I know that many people would say they want a job with no work to do and a decent enough pay packet to have a good time with.
|Kellie's Castle in profile|
Yeah, perhaps we all want a job that doesn't throw out our backs.
|The lift tower|
Yes, there are times when even work gets to be this way. Utter doldrums, boundless limbo and I hear the clamourings of nonchalant optimism that we will be off the ground soon in a decibular battle against the industry prophets of doom who insist that the end is not yet in sight.
I believe that this hiatus is granted to me for a reason. I know that when I am on the work cycle, days melt into each other in a seamless conglomerate of sectors, month-end summaries, check rides and days off. There is the hunt for a breather to work out the outstanding chores, repairs in waiting and the loyalty to a fitness programme that each day slips further out of enforcement's reach. Since the words of the prophets say that there is no end in sight, I proposed, unchallenged by recognisably violent objections, a road trip to Taiping.
|The Peoples' Car, with currently valid road tax!!!|
|And they were each assigned very hazardous duties|
|The front view of the castle, with Mammoiselle Rue on the bridge|
Brenda had for some time, even from the days of our courtship on the saddle of a Suzuki, asked for a visit to Kellie's Castle.
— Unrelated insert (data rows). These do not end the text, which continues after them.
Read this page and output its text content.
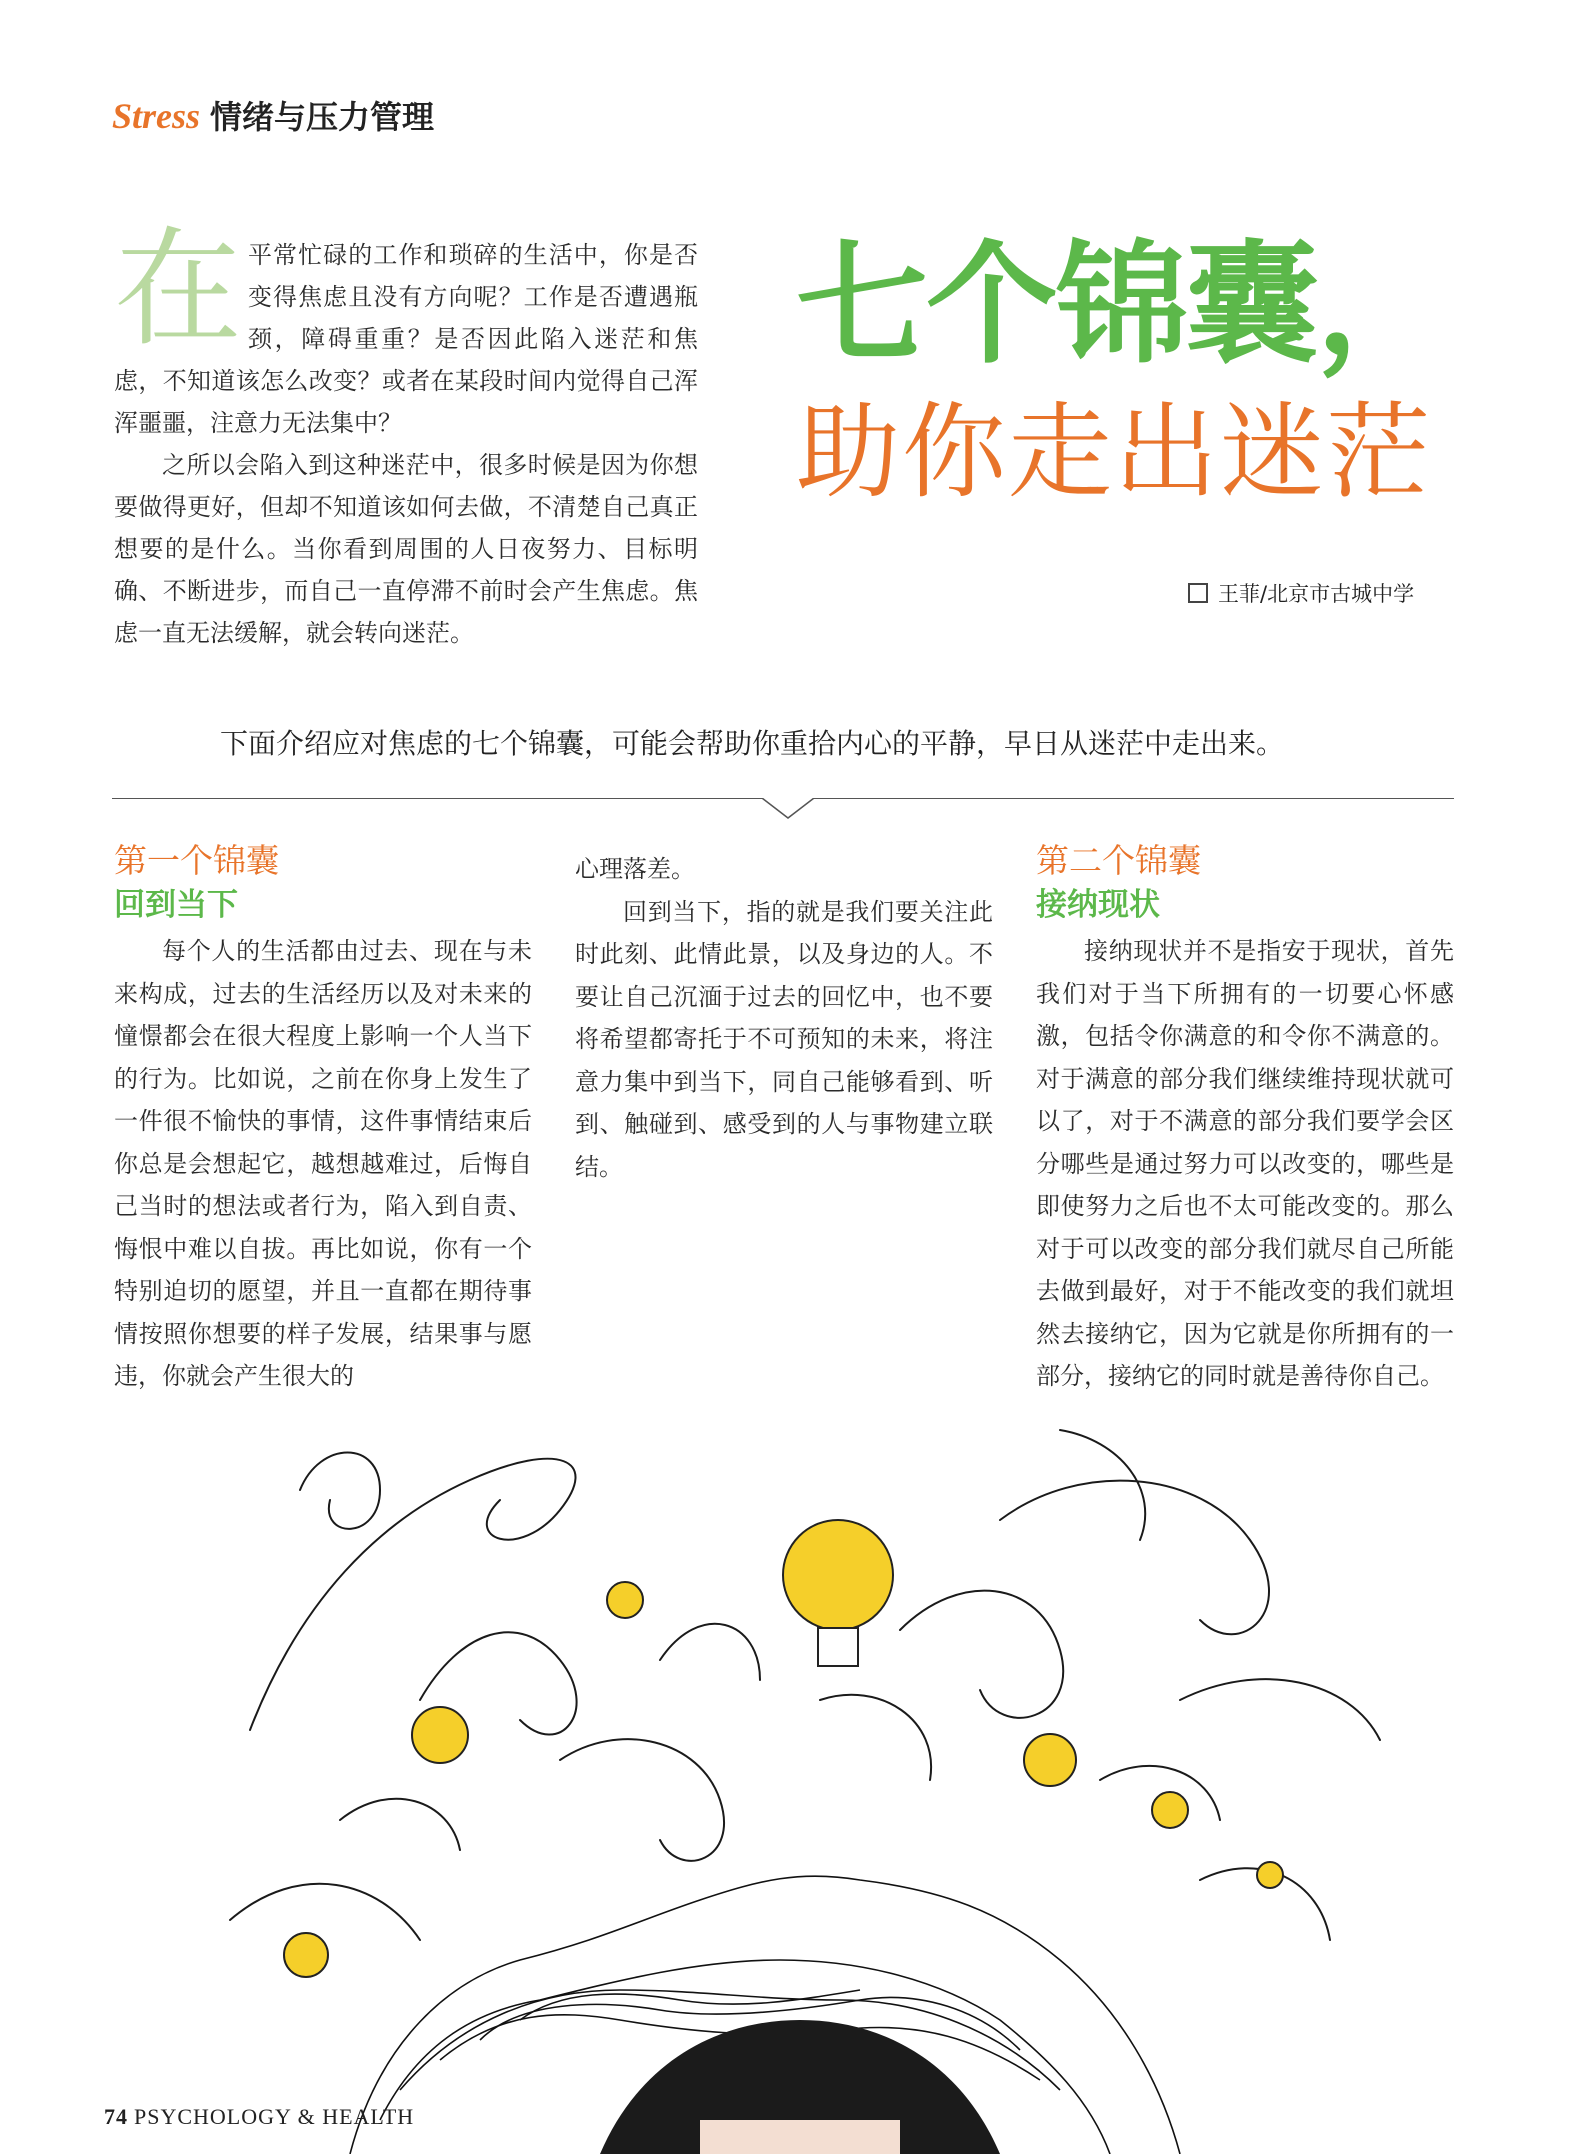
Stress 情绪与压力管理

在平常忙碌的工作和琐碎的生活中，你是否变得焦虑且没有方向呢？工作是否遭遇瓶颈，障碍重重？是否因此陷入迷茫和焦虑，不知道该怎么改变？或者在某段时间内觉得自己浑浑噩噩，注意力无法集中？

之所以会陷入到这种迷茫中，很多时候是因为你想要做得更好，但却不知道该如何去做，不清楚自己真正想要的是什么。当你看到周围的人日夜努力、目标明确、不断进步，而自己一直停滞不前时会产生焦虑。焦虑一直无法缓解，就会转向迷茫。

七个锦囊，
助你走出迷茫
王菲/北京市古城中学
下面介绍应对焦虑的七个锦囊，可能会帮助你重拾内心的平静，早日从迷茫中走出来。
第一个锦囊
回到当下

每个人的生活都由过去、现在与未来构成，过去的生活经历以及对未来的憧憬都会在很大程度上影响一个人当下的行为。比如说，之前在你身上发生了一件很不愉快的事情，这件事情结束后你总是会想起它，越想越难过，后悔自己当时的想法或者行为，陷入到自责、悔恨中难以自拔。再比如说，你有一个特别迫切的愿望，并且一直都在期待事情按照你想要的样子发展，结果事与愿违，你就会产生很大的

心理落差。

回到当下，指的就是我们要关注此时此刻、此情此景，以及身边的人。不要让自己沉湎于过去的回忆中，也不要将希望都寄托于不可预知的未来，将注意力集中到当下，同自己能够看到、听到、触碰到、感受到的人与事物建立联结。

第二个锦囊
接纳现状

接纳现状并不是指安于现状，首先我们对于当下所拥有的一切要心怀感激，包括令你满意的和令你不满意的。对于满意的部分我们继续维持现状就可以了，对于不满意的部分我们要学会区分哪些是通过努力可以改变的，哪些是即使努力之后也不太可能改变的。那么对于可以改变的部分我们就尽自己所能去做到最好，对于不能改变的我们就坦然去接纳它，因为它就是你所拥有的一部分，接纳它的同时就是善待你自己。

74 PSYCHOLOGY & HEALTH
It was time to sniff out this location, as my daughters were agog with their mother's thrilling suggestion. As the 1.8 litre Nu engine was fired up on the gloom of Tuesday morning, the relic's destination was acquired on the GPS.
|The view must have been much better in Smith's time|
We made Kellie's Castle at about 1400H, and looking at its structure, I felt immediate awe and respect for this man who laboured for the ones he loved amidst much tragedy. The castle was beautiful, set atop a knoll which in its time would have overlooked the lush countryside towards the west and the limestone bluffs of the silver state towards its eastern gaze, with the spine of the Titiwangsa as its backdrop.
|The stairs to the upper rooms. Lovely wooden balustrade|
As I strode through the corridors and looked upon the lifeless dressing-rooms and dining halls, I mused at what so enrapt Mr Smith so as to make him choose this place as his abode. You would not have set off on such a task as our own Taj Mahal on a whimsy and then take off back to Blighty.
|The girls in Helen's room|
This would have been a magnificient home. The estate was well-thought, with linen rooms, wine cellars, a rooftop courtyard for parties and underground and underwater tunnels so that the family could get to the Hindu temple Kellie Smith had built across the river in gratitude to the Hindu deity whom he believed blessed him with his long awaited son Anthony.
It is heartbreaking to follow the tragic story of this obviously successful planter's endeavour to build his family home which ended in ruin and abandon till the government takeover to mint its tourist potential. I concur that perhaps it should be seen to its opulent completion, and thereby set the Smith family's souls to eternal rest instead of sentencing them to ceaselessly wander the corridors till kingdom come.
|Down to the dungeon!!!|
|The walkway through the Villa|
|I surmise that Hyundai's "Fluidic Sculpture" has a lineage: the senior Elantra spotted outside Prima|
The light in the sky was fading with the last sighings of evening as we finally checked in at Sentosa Villa. The air was laden with the enticing aroma of durians and jackfruits hanging from the trees, with trapeze nets suspended under them to safeguard the unwary. I was grateful that the management had thought of this, as I see a descending durian as more of a spiked anvil in freefall.
|Ducks amidst the pandan|
So the agenda over the next day was to make it to the zoo and the Perak Museum. Both destinations were preloaded on the GPS, so finding our way was a no-brainer. I do not personally love zoos. The reason for it was revisited upon me as we sat lazily in the safari train, and later, as we walked for a bit to look at the big cats and the gaur.
|Antonio's endowed cousins|
I always feel sad for the beasts, not so much just for the captivity, but more for their sad state of health. The ostriches had poor plumage, looking like they had been sitting in boiling water all day, nigh feathered for Rowan Atkinson's Christmas roasting. The camels looked as if they were begging to get shot, their hides all mangy like threadbare carpets, crouched so despiritedly on the ground as to be unable to muster up an insulting spit shot at passers-by. But the big cats were fun to watch, reminding us of Antonio 7 hours drive away, and how he would be contending with mean-spirited monkeys and unspayed (read as territorial) cats swarming his driveway.
As the one who suggested this hare-brained scheme of a roadtrip to Taiping, the girls decided to reward me with an Indian breakfast as the thought of the long drive home on Thursday morning made me ravenous the minute I woke up. And yes, I did in fact feel rewarded because the food at Annapurna was OMG sumptuous. Yes, perhaps the locals would draw my blood for saying that, but Indian food is Indian food for me. I would gobble it down by nosing in a trough if that were the way it presented itsef to me.
My girls will testify to the truth in that statement.